Employee-Led Efforts

Local Fifth Third affiliates and employees did their part to help the environment in 2011. Occasions like Earth Day were used to raise awareness of environmental issues, demonstrate how everyone can contribute and to clean up and improve our local communities. In South Florida, employees partnered with the Conservancy of Southwest Florida to host an Earth Day Festival and local banking centers also hosted mini-Earth Day expos featuring eco-friendly local businesses and organizations.
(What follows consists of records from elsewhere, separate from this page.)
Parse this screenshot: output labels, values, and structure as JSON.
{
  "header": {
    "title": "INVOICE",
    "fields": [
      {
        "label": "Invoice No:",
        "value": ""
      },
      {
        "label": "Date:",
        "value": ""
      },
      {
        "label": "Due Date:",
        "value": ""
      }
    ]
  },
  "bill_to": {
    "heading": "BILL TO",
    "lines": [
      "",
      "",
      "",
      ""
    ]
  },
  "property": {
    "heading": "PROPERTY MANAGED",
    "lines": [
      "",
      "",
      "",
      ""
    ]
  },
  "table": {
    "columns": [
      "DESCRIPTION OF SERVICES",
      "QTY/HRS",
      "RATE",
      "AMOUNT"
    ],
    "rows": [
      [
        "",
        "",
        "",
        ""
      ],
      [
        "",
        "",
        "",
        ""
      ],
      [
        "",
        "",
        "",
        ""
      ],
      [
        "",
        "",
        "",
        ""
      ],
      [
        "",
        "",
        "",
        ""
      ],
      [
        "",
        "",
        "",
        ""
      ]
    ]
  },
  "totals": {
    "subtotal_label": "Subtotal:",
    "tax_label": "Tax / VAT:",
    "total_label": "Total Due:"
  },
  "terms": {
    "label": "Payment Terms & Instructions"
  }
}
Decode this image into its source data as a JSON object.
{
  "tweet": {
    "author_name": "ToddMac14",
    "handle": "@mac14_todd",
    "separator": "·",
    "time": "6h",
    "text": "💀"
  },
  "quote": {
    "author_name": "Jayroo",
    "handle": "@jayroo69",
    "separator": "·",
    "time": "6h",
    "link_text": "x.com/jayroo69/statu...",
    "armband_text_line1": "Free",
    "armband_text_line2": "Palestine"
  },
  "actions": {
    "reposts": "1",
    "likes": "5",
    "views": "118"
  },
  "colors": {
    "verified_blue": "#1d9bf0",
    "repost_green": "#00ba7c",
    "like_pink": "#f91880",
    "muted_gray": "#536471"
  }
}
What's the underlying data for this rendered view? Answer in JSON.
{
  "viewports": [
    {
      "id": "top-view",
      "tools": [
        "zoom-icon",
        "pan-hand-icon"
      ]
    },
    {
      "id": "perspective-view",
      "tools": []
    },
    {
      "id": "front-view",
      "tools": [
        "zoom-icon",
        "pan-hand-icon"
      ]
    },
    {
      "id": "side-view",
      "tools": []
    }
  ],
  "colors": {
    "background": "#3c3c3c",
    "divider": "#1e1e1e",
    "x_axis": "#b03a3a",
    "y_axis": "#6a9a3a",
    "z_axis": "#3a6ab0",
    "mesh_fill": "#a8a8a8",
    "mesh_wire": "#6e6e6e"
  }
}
Other Bank affiliates made an impact, too. Fifth Third Bank (Kentucky) worked to clean up the Cane Run Watershed, which is part of a walking, jogging and biking trail that is enjoyed by the community living in and around Lexington. Employees at our Madisonville campus in Cincinnati collected and recycled old cell phones to benefit the nearby Bobbie B. Fairfax School and the Jackson Center, which supports people with disabilities. Fifth Third Bank (Southern Indiana) employees replanted the Community Garden of Evansville to promote sustainability and also was the only company to have more than one winner of the 2011 GreenOvation Awards for Beautiful & Sustainable Businesses. Three of the 20 winners were Fifth Third employees and winners were scored based on a mix of outdoor, indoor and good-neighbor best practices.

Our Information Technology department continued to upgrade our servers and began introducing video conferencing to provide an alternative to corporate travel. They also worked with the Cincinnati Zoo to donate more than 2,200 obsolete Blackberry devices to the Zoo’s Project Saving Species and helped place cell phone donation boxes at several of our largest facilities in Cincinnati.

Our Retail and Sourcing departments worked with a supplier to identify environmentally preferable products to clean the specialized equipment used in our banking centers. This helped reduce the Bank’s use of commercial cleaning products that contribute to greenhouse gas emissions while also improving our cleaning procedures and providing other benefits.

The Fifth Third Foundation made a grant to Habitat for Humanity International, Inc. for a statewide green initiative in Kentucky to incorporate green building practices into its Habitat homes. The Foundation also made a $2,500 grant to University Park Development Corporation to support the proposal for a development of a LEED-certified neighborhood in Akron, Ohio.